Publication year - 2004
Publication title -
pharmacotherapy: the journal of human pharmacology and drug therapy
Language(s) - English
Resource type - Journals
SCImago Journal Rank - 1.227
H-Index - 109
eISSN - 1875-9114
pISSN - 0277-0008
DOI - 10.1592/phco.24.1.8.34804
Subject(s) - meropenem , acinetobacter baumannii , imipenem , microbiology and biotechnology , pseudomonas aeruginosa , klebsiella pneumoniae , enterobacteriaceae , enterobacter cloacae , carbapenem , acinetobacter , biology , antibiotics , bacteria , antibiotic resistance , escherichia coli , biochemistry , genetics , gene
Study Objective. To compare the pharmacodynamics of meropenem and imipenem, both administered as 500 mg every 6 hours, against populations of Enterobacteriaceae, Acinetobacter baumannii , and Pseudomonas aeruginosa . Design. Ten thousand–subject Monte Carlo simulation. Intervention. Variability in total body clearance (Cl T ), volume of distribution as calculated by the terminal elimination rate (Vd β ), and minimum inhibitory concentration (MIC) distributions ( Escherichia coli, Klebsiella pneumoniae, Enterobacter cloacae, Serratia marcescens, A. baumannii, P. aeruginosa ) were derived from the literature for both meropenem and imipenem. For the free drug concentrations, the percentage of the dosing interval that the drug concentrations remain above the MIC (%T>MIC) for each carbapenem‐bacteria combination was calculated for 10,000 iterations, substituting a different Cl T , Vd β , fraction of unbound drug, and MIC into the equation each time based on the probability distribution for each parameter.
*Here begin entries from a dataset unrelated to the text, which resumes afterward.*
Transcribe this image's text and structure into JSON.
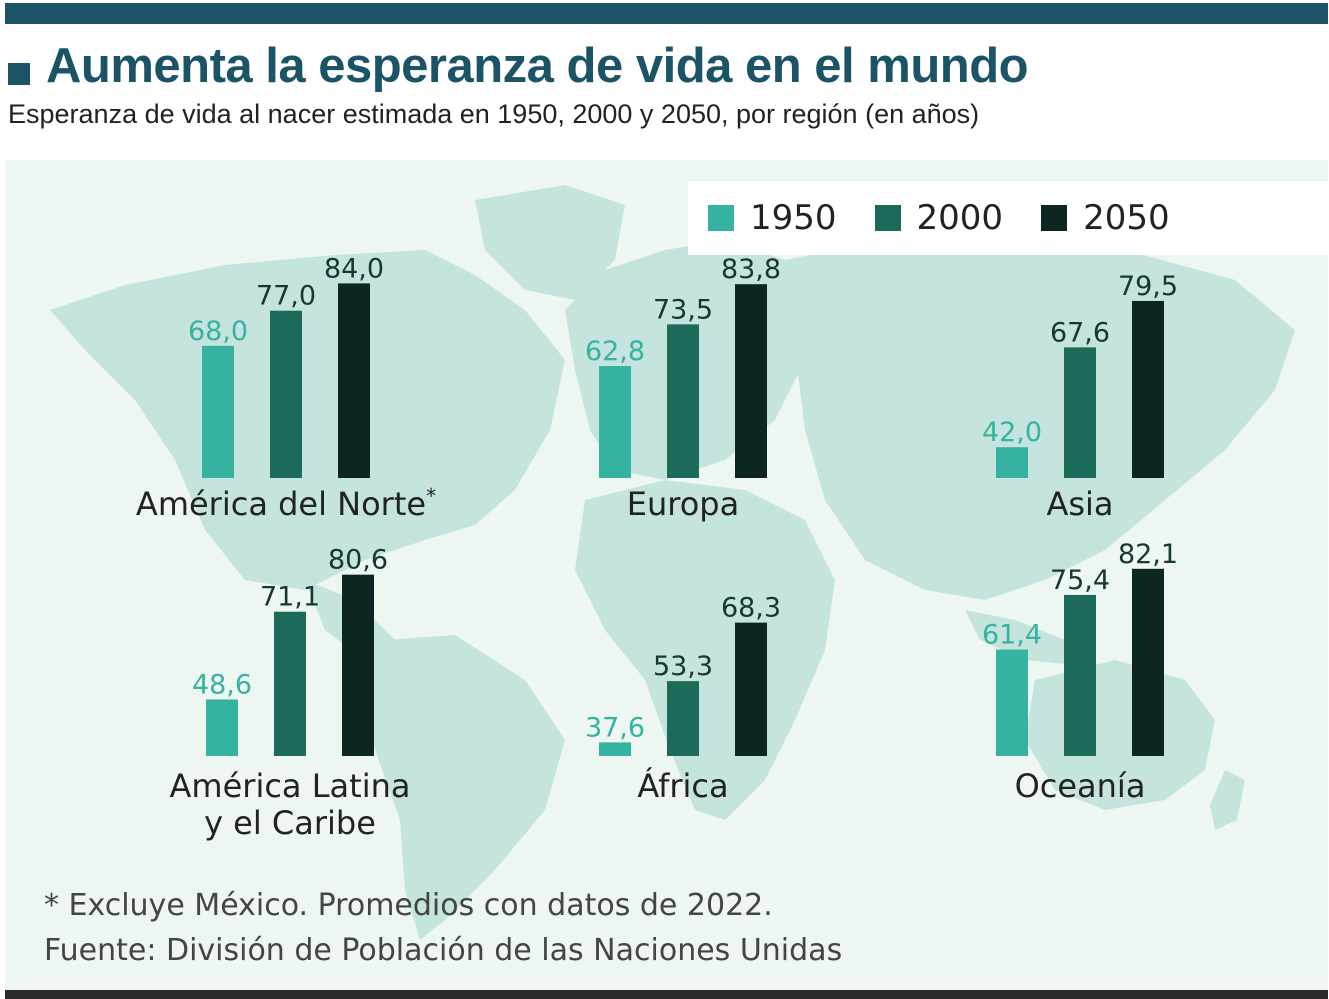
{
  "header": {
    "title": "Aumenta la esperanza de vida en el mundo",
    "subtitle": "Esperanza de vida al nacer estimada en 1950, 2000 y 2050, por región (en años)"
  },
  "colors": {
    "accent": "#1b5466",
    "c1950": "#35b3a0",
    "c2000": "#1b6a5a",
    "c2050": "#0d2622",
    "label1950": "#35b3a0",
    "label_dark": "#163832",
    "map_land": "#c5e4dd",
    "map_bg": "#eef6f2"
  },
  "chart_data": {
    "type": "bar",
    "title": "Aumenta la esperanza de vida en el mundo",
    "subtitle": "Esperanza de vida al nacer estimada en 1950, 2000 y 2050, por región (en años)",
    "unit": "años",
    "series": [
      {
        "name": "1950",
        "color": "#35b3a0"
      },
      {
        "name": "2000",
        "color": "#1b6a5a"
      },
      {
        "name": "2050",
        "color": "#0d2622"
      }
    ],
    "regions": [
      {
        "name": "América del Norte",
        "suffix": "*",
        "values": [
          68.0,
          77.0,
          84.0
        ],
        "labels": [
          "68,0",
          "77,0",
          "84,0"
        ]
      },
      {
        "name": "Europa",
        "suffix": "",
        "values": [
          62.8,
          73.5,
          83.8
        ],
        "labels": [
          "62,8",
          "73,5",
          "83,8"
        ]
      },
      {
        "name": "Asia",
        "suffix": "",
        "values": [
          42.0,
          67.6,
          79.5
        ],
        "labels": [
          "42,0",
          "67,6",
          "79,5"
        ]
      },
      {
        "name": "América Latina y el Caribe",
        "suffix": "",
        "values": [
          48.6,
          71.1,
          80.6
        ],
        "labels": [
          "48,6",
          "71,1",
          "80,6"
        ]
      },
      {
        "name": "África",
        "suffix": "",
        "values": [
          37.6,
          53.3,
          68.3
        ],
        "labels": [
          "37,6",
          "53,3",
          "68,3"
        ]
      },
      {
        "name": "Oceanía",
        "suffix": "",
        "values": [
          61.4,
          75.4,
          82.1
        ],
        "labels": [
          "61,4",
          "75,4",
          "82,1"
        ]
      }
    ]
  },
  "legend": {
    "items": [
      "1950",
      "2000",
      "2050"
    ]
  },
  "footer": {
    "note": "* Excluye México. Promedios con datos de 2022.",
    "source": "Fuente: División de Población de las Naciones Unidas"
  }
}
Probabilities of attaining targets of 30%, 50%, and 100% T>MIC were calculated. Measurements and Main Results. Meropenem free drug %T>MIC exposure was significantly greater than that of imipenem against Enterobacteriaceae and P. aeruginosa , whereas imipenem exposure was greater for A. baumannii . For both agents, free drug %T>MIC exposure was greatest against Enterobacteriaceae and less for A. baumannii and P. aeruginosa . Probabilities of target attainment for 30% and 50% T>MIC were similar between drugs for most bacteria. At 100% T>MIC, meropenem target attainments were greater than those of imipenem against Enterobacteriaceae and P. aeruginosa , and imipenem attainment was higher for A. baumannii . Conclusion. The probability of attaining lower pharmacodynamic targets for most gram‐negative bacteria is similar for these carbapenems; however, differences become apparent as the pharmacodynamic requirement increases. Further study of the benefits of achieving this pharmacodynamic breakpoint with a higher probability of attaining targets is necessary.